Dans le cadre des élections municipales de 2026, Christian Estrosi, maire de Nice et candidat à sa propre succession, s'est déclaré jeudi dernier « surpris » par les propos tenus par Bruno Retailleau, président des Républicains (LR), qui a choisi de ne pas soutenir Estrosi face à son concurrent Éric Ciotti. Estrosi estime que Retailleau a fait preuve d’un moment d’égarement, malgré leur bonne entente.
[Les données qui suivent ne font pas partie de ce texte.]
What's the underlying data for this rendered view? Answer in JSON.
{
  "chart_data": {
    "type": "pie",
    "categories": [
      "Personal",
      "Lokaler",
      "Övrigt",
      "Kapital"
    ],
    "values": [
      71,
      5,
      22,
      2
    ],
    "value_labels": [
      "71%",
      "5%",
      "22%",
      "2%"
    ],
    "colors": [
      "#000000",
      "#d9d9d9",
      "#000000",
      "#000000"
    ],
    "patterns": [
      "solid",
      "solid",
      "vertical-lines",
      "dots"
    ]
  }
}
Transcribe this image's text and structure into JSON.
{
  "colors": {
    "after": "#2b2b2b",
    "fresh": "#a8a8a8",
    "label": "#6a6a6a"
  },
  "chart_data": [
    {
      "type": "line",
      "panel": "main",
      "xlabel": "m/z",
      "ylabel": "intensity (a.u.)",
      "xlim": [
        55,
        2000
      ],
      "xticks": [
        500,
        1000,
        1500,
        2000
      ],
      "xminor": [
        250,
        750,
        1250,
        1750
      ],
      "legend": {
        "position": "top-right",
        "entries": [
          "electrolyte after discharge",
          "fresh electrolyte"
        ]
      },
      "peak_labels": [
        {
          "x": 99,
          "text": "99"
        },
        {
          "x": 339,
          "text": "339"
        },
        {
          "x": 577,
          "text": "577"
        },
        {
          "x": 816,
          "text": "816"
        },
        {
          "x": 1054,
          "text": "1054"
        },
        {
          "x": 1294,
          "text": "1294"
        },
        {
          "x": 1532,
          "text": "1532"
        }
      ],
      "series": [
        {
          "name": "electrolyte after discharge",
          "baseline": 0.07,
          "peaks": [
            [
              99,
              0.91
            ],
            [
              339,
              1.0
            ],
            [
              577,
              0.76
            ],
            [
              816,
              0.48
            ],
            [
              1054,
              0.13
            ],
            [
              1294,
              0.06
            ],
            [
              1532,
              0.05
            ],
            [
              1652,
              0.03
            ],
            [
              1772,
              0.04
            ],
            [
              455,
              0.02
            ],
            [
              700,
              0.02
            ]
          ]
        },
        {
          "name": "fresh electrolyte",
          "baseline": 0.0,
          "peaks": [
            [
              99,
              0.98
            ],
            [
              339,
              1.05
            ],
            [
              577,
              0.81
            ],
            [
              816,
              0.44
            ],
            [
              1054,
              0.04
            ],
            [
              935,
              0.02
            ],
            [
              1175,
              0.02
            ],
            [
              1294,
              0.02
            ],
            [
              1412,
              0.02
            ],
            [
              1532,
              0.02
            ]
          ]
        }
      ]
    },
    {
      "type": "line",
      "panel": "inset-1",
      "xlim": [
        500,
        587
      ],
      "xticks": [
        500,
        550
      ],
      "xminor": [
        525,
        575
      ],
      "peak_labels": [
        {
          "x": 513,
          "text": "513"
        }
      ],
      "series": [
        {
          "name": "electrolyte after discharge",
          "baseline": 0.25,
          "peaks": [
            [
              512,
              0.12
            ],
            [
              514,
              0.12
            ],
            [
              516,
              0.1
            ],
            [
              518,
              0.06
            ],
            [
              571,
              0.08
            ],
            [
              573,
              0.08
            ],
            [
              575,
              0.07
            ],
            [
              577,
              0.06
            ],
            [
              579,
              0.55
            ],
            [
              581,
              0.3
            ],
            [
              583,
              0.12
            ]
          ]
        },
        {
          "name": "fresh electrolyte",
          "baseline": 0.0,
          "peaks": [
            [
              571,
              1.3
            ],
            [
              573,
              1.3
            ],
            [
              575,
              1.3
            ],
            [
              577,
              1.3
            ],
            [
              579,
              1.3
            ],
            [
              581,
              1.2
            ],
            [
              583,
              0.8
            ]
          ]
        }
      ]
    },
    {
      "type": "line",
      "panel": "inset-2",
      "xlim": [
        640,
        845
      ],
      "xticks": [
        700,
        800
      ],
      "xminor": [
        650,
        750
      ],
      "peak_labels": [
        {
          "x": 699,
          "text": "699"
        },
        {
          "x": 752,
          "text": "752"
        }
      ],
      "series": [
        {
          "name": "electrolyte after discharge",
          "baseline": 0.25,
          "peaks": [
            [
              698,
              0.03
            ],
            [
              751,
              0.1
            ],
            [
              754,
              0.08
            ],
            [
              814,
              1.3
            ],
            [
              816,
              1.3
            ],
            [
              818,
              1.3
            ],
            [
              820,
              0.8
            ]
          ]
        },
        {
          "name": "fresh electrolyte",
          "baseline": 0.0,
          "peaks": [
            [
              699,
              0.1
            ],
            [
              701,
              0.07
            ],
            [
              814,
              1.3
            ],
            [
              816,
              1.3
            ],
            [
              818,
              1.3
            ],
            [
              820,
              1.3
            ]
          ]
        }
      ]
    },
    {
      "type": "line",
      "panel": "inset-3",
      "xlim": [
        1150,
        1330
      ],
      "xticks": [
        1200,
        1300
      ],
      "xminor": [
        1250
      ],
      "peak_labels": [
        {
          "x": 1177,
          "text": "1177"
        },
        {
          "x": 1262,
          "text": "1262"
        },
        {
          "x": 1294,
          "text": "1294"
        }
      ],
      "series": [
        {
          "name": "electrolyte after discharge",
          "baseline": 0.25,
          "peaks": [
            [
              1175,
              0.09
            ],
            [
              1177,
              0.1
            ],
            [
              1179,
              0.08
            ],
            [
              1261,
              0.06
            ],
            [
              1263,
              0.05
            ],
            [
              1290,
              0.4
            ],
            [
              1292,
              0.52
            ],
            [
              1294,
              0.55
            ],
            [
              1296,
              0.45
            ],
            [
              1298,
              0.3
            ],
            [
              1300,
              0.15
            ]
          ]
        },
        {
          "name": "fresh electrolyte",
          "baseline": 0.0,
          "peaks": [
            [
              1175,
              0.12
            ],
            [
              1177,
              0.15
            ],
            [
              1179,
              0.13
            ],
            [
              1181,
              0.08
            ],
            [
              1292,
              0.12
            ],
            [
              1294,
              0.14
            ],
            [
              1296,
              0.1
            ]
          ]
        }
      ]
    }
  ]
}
« J'ai été étonné par cette position de Bruno Retailleau, avec qui j'ai toujours eu des relations cordiales », a confié Estrosi sur France Inter. Il a qualifié la décision de Retailleau de soulever des interrogations sur l’avenir des LR : « Pour moi, soutenir Éric Ciotti serait un signe de la fin du parti », a-t-il affirmé.
Une campagne sous tensions
Ce rejet apparu dans les propos de Retailleau est survenu après que ce dernier a évoqué une « campagne délétère » à Nice durant une interview sur BFMTV. « Je ne me retrouve pas dans cette dynamique, que ce soit d’un côté ou de l’autre », a-t-il déclaré, portant des critiques sévères envers Estrosi, qu'il accuse d'avoir fait appel à des alliances jugées inappropriées et très à gauche.
Malgré cette dissension, il existait un accord entre LR et Horizons, le parti d’Édouard Philippe, qui pourrait être un concurrent politique à l’avenir. Sur son compte X, Retailleau a expliqué que cet accord reste valable, mais qu'il se sentait forcé de dénoncer l'atmosphère nocive qui règne dans cette élection.
De son côté, Éric Ciotti, qui a terminé en tête au premier tour avec 43,43 %, a salué la décision de Retailleau de ne pas soutenir Estrosi. « Je remercie Bruno Retailleau d’avoir condamné la campagne délétère de Christian Estrosi », a-t-il posté sur X.
Estrosi, néanmoins, reste optimiste. « Il y aura un électrochoc. D’ici dimanche, nous rattraperons ces 15 000 voix et nous nous positionnerons face à cette droite extrême et au Rassemblement national », a-t-il conclu, déterminé à inverser la situation.